On the forthcoming campaign event, which has been called the spring statement, will the Taoiseach say whether the EMC will be taking the lead role on that? The spring statement is due to involve civil servants in writing the document. The Taoiseach has confessed that the document is primarily about setting out Fine Gael and Labour Party policies beyond the next election. Will he outline on what legal basis he is using significant amounts of Civil Service time to write a document which has no formal status? It is not a White Paper or Book of Estimates, it contains no financial resolutions and will be immediately superseded by the budget. Will he confirm that is the case?

For most of last year we had weekly exclusive stories on tax cuts about to be handed out by a very generous Government. Will the Taoiseach confirm the status of those stories? We read about them every day. Are they cleared by the Taoiseach and the EMC before being released? Is he keeping a list of them or will it be like last year where the leaks went far beyond anything that subsequently materialised in the budget?

The EMC decided four years ago to end the practice of providing detailed distributional impact information for budgetary proposals. It seems to me that the reason it did that was to save the Labour Party's blushes due to Fine Gael's very regressive approach to budgetary and fiscal changes and the unfair policies that were allowed to dominate. One would argue that this is very basic material. The Department of Finance has all that material and historically has always produced it. Will the EMC lift a ban on its publication when the spring statement is issued?
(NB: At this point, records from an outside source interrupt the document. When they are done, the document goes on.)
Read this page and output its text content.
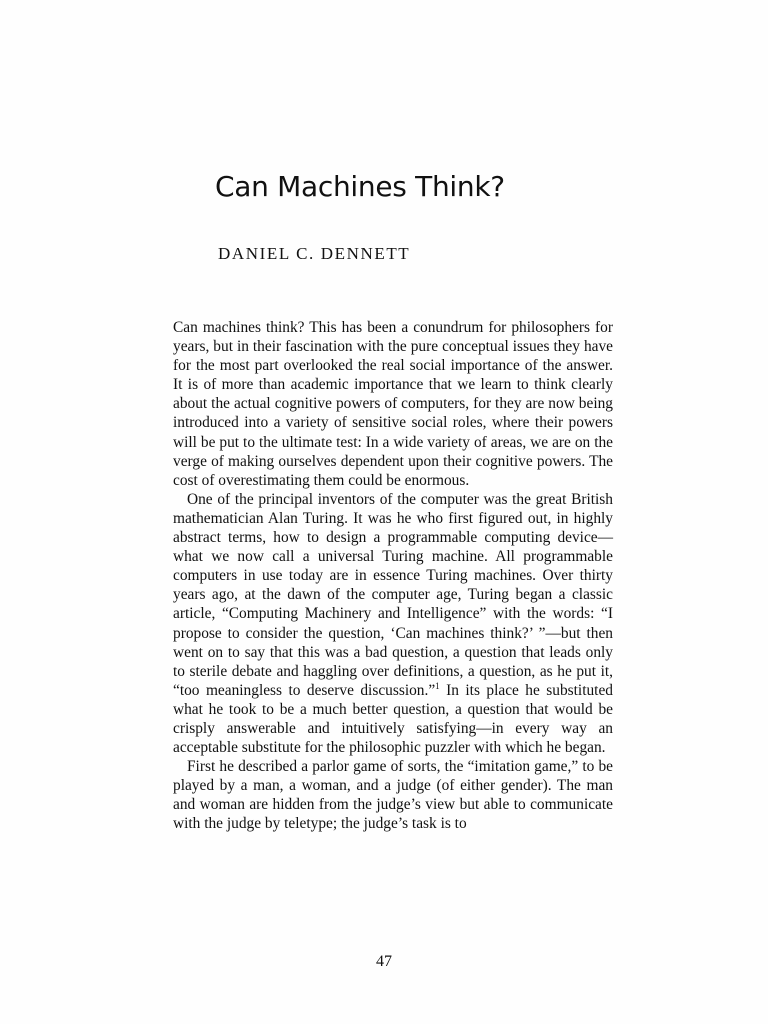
Can Machines Think?
DANIEL C. DENNETT

Can machines think? This has been a conundrum for philosophers for years, but in their fascination with the pure conceptual issues they have for the most part overlooked the real social importance of the answer. It is of more than academic importance that we learn to think clearly about the actual cognitive powers of computers, for they are now being introduced into a variety of sensitive social roles, where their powers will be put to the ultimate test: In a wide variety of areas, we are on the verge of making ourselves dependent upon their cognitive powers. The cost of overestimating them could be enormous.

One of the principal inventors of the computer was the great British mathematician Alan Turing. It was he who first figured out, in highly abstract terms, how to design a programmable computing device—what we now call a universal Turing machine. All programmable computers in use today are in essence Turing machines. Over thirty years ago, at the dawn of the computer age, Turing began a classic article, “Computing Machinery and Intelligence” with the words: “I propose to consider the question, ‘Can machines think?’ ”—but then went on to say that this was a bad question, a question that leads only to sterile debate and haggling over definitions, a question, as he put it, “too meaningless to deserve discussion.”$^1$ In its place he substituted what he took to be a much better question, a question that would be crisply answerable and intuitively satisfying—in every way an acceptable substitute for the philosophic puzzler with which he began.

First he described a parlor game of sorts, the “imitation game,” to be played by a man, a woman, and a judge (of either gender). The man and woman are hidden from the judge’s view but able to communicate with the judge by teletype; the judge’s task is to

47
Will we be allowed to see the full impact of the announced policies rather than just the ministerial spin?

I put it to the Taoiseach that by law all budget proposals should be prepared in light of an analysis and recommendations from the Fiscal Advisory Council. It is a legal position. Will the law be followed, for example, for the spring statement? If it is not, it will be transparently and purely an electoral event and Fine Gael and the Labour Party should be asked to reimburse the taxpayer for the costs. Article 28.4.1° of the Constitution states: "The Government shall be responsible to Dáil Éireann." Instead, the Dáil is treated essentially as a rubber stamp in all this.

Will the Taoiseach outline to the House the position of the Tánaiste, Deputy Burton, on the EMC? She pouted a lot prior to becoming Tánaiste and leader of the Labour Party about not being on the EMC and not being given access to its work. Some Ministers, such as Deputies Varadkar and White, have complained publicly about the role of the EMC and their lack of engagement with it. The Minister, Deputy Coveney, did previously but has gone rather quiet on the issue. What is the up-to-date position of the Tánaiste?